When troubleshooting the output from the FreeSurfer analyses, it is recommended to inspect the atlas alignment and correct it if necessary. The instructions for manual correction of the atlas alignment states that: “The goal is to stretch, translate, and rotate your moveable volume so that the two brains look as similar as possible, at least along the key anatomical points (anterior/posterior commissures, the temporal lobes in the coronal plane, and the midline cut)” [10]. The two brains mentioned in the instruction are those from the input MR images and the atlas (the movable volume). Following these instructions, there is a risk that eTIV is made to depend even more on the brain, as the alignment of the intracranial cavity or the skull is not considered.

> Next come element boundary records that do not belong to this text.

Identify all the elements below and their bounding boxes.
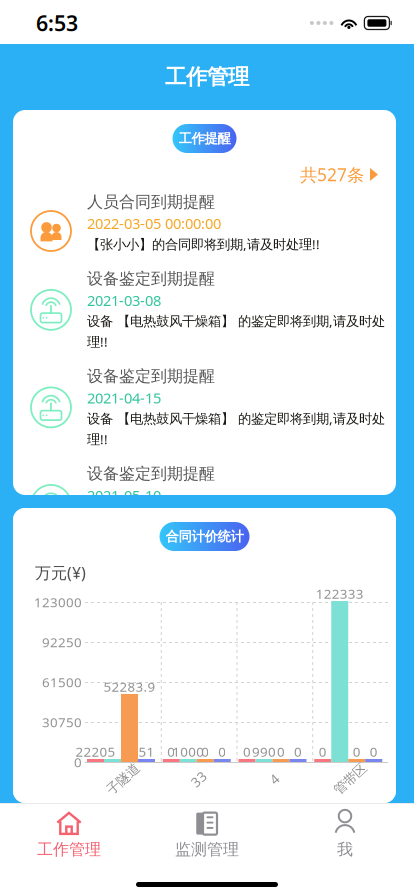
staticText: 工作管理 (37, 840, 101, 859)
staticText: 工作管理 (165, 64, 249, 90)
staticText: 我 (337, 840, 353, 859)
staticText: 万元(¥) (35, 562, 86, 583)
staticText: 2021-04-15 (87, 388, 161, 408)
staticText: 设备鉴定到期提醒 (87, 366, 215, 386)
staticText: 0 (243, 743, 251, 760)
staticText: 52283.9 (104, 678, 156, 695)
staticText: 合同计价统计 (166, 528, 244, 545)
staticText: 0 (319, 743, 327, 760)
button[interactable]: 设备鉴定到期提醒 (13, 464, 396, 545)
staticText: 子隧道 (104, 771, 142, 787)
staticText: 设备 【电热鼓风干燥箱】 的鉴定即将到期,请及时处理!! (87, 410, 385, 448)
button[interactable]: 设备鉴定到期提醒 (13, 366, 396, 448)
staticText: 92250 (42, 633, 82, 651)
button[interactable]: 共527条 (13, 153, 396, 186)
staticText: 61500 (42, 673, 82, 691)
staticText: 33 (191, 770, 207, 788)
staticText: 2022-03-05 00:00:00 (87, 214, 221, 233)
staticText: 共527条 (300, 163, 364, 186)
staticText: 设备鉴定到期提醒 (87, 269, 215, 289)
staticText: 设备鉴定到期提醒 (87, 464, 215, 484)
staticText: 51 (138, 743, 154, 760)
button[interactable]: 监测管理 (138, 804, 276, 859)
staticText: 工作提醒 (178, 130, 230, 147)
staticText: 1000 (172, 743, 204, 760)
staticText: 人员合同到期提醒 (87, 192, 215, 212)
staticText: 123000 (34, 593, 82, 611)
staticText: 0 (294, 743, 302, 760)
button[interactable]: 我 (276, 804, 414, 859)
staticText: 设备 【电热鼓风干燥箱】 的鉴定即将到期,请及时处理!! (87, 507, 385, 546)
staticText: 30750 (42, 713, 82, 731)
staticText: 设备 【电热鼓风干燥箱】 的鉴定即将到期,请及时处理!! (87, 312, 385, 350)
staticText: 22205 (76, 743, 116, 760)
staticText: 2021-03-08 (87, 290, 161, 310)
button[interactable]: 工作管理 (0, 804, 138, 859)
staticText: 0 (277, 743, 285, 760)
staticText: 4 (270, 770, 278, 788)
staticText: 监测管理 (175, 840, 239, 859)
staticText: 管带区 (331, 771, 370, 787)
staticText: 0 (218, 743, 226, 760)
staticText: 2021-05-10 (87, 486, 161, 505)
staticText: 0 (74, 753, 82, 771)
staticText: 0 (353, 743, 361, 760)
staticText: 6:53 (36, 9, 78, 37)
staticText: 0 (370, 743, 378, 760)
staticText: 【张小小】的合同即将到期,请及时处理!! (87, 235, 320, 253)
staticText: 122333 (316, 585, 364, 602)
staticText: 990 (252, 743, 276, 760)
staticText: 0 (201, 743, 209, 760)
button[interactable]: 人员合同到期提醒 (13, 192, 396, 253)
staticText: 0 (167, 743, 175, 760)
button[interactable]: 设备鉴定到期提醒 (13, 269, 396, 350)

Besides FreeSurfer, other automatic approaches for intracranial volume estimation exist. While these methods produce estimates with correlations between 0.86 and 0.99 to manually estimated intracranial volumes [7, 8, 30, 31], they too need more thorough evaluation. For now, manual estimation by the delineation of the dura mater is the safest way to obtain valid intracranial volume estimates in T1-weighted MR imaging. Just by delineating two selected intracranial areas, estimates with Pearson correlation coefficients to fully delineated intracranial volumes above 0.99 may be achieved [16]. The delineation of the dura mater minimises the risk of bias by brain morphology or total brain volume.

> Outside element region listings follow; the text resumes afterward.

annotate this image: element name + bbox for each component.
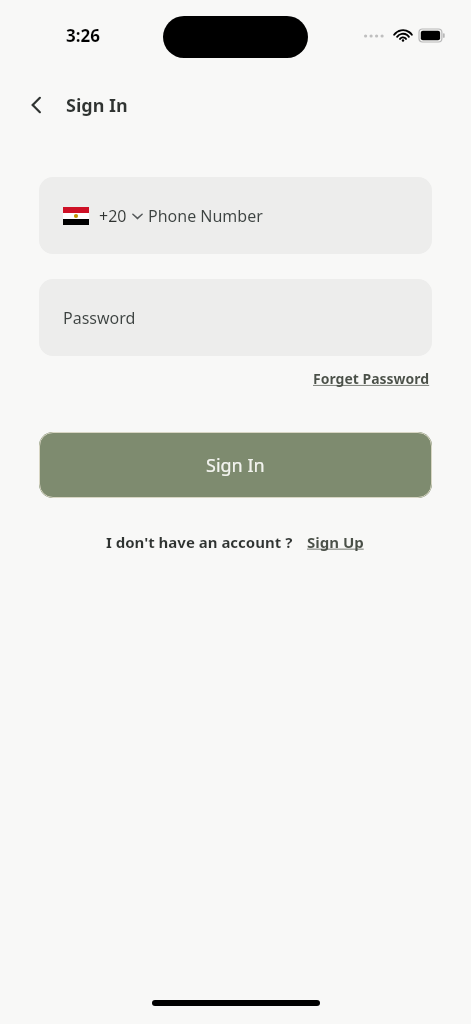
- button[interactable]: Sign In: [39, 432, 432, 498]
- staticText: +20: [99, 205, 127, 227]
- staticText: Forget Password: [313, 369, 430, 388]
- staticText: Sign In: [66, 93, 128, 118]
- staticText: I don't have an account ?: [106, 532, 293, 552]
- staticText: Password: [63, 307, 136, 329]
- staticText: Phone Number: [148, 205, 263, 227]
- button[interactable]: Password: [39, 279, 432, 356]
- button[interactable]: Forget Password: [311, 366, 432, 391]
- staticText: Sign Up: [307, 532, 364, 552]
- button[interactable]: Sign Up: [305, 529, 366, 555]
- button[interactable]: +20: [39, 177, 432, 254]
- button[interactable]: Back: [20, 88, 54, 122]
- staticText: Sign In: [206, 453, 265, 478]
- staticText: 3:26: [66, 24, 100, 47]
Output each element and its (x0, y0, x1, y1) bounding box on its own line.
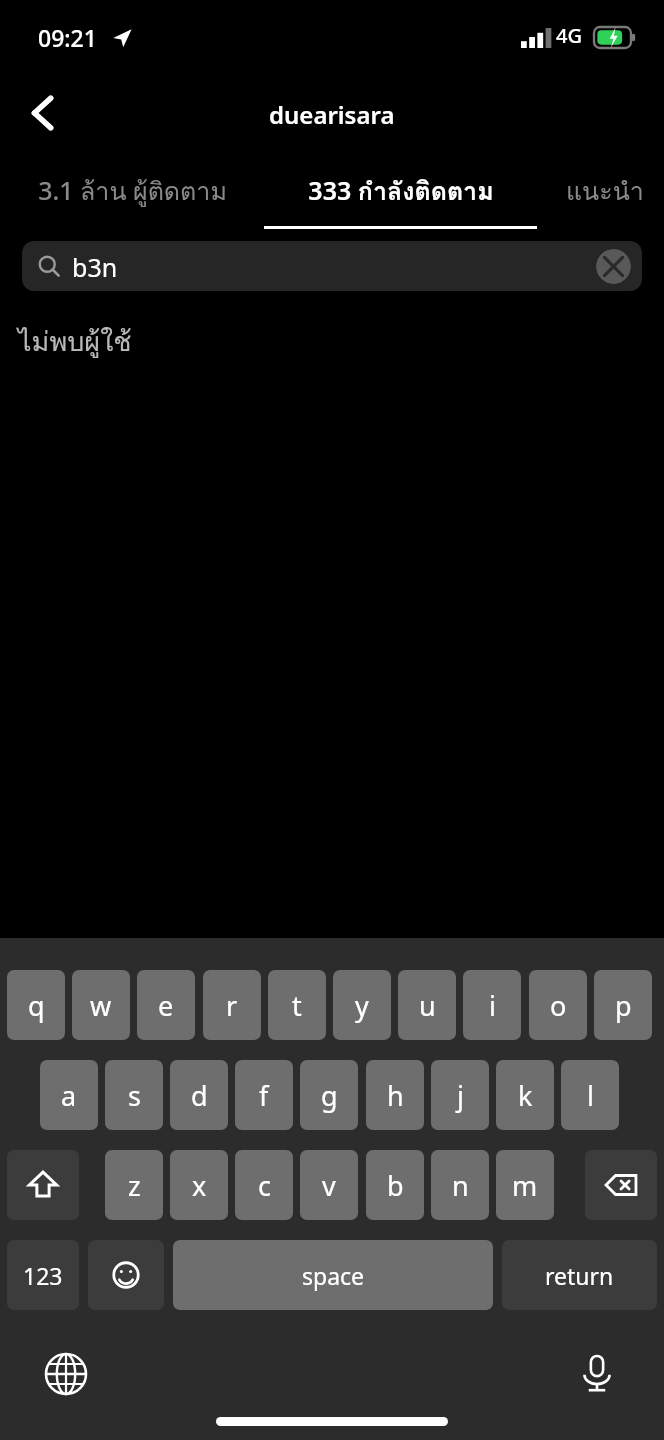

The present study has limitations. Our interpretation of the rejected null hypothesis assumes that the manually delineated intracranial volume captures most of the variance of the actual intracranial volume. If this would not be true, the correlation between eTIV and total brain volume that is not explained by the intracranial volume estimates could be due to erroneously disregarded variance. However, the estimation approach behind eTIV, our use of fully delineated intracranial volume and the well-defined dura mater in the MR images (see Fig. 1) make such an explanation improbable. In addition, the exact extent of total-brain-volume-dependent bias in eTIV cannot be determined using the methodology of the present study and remains an issue for further investigations. Finally, we note that another issue for further investigation is how the total-brain-volume-dependent bias in eTIV varies with the use of MR scans with different acquisition parameters, field strengths, and scanner manufacturers.
In conclusion, we showed that eTIV from FreeSurfer is biased by total brain volume. Before more thorough evaluations or methodological improvements of eTIV become available, the use of eTIV in normalisation of regional brain volume should be considered with care.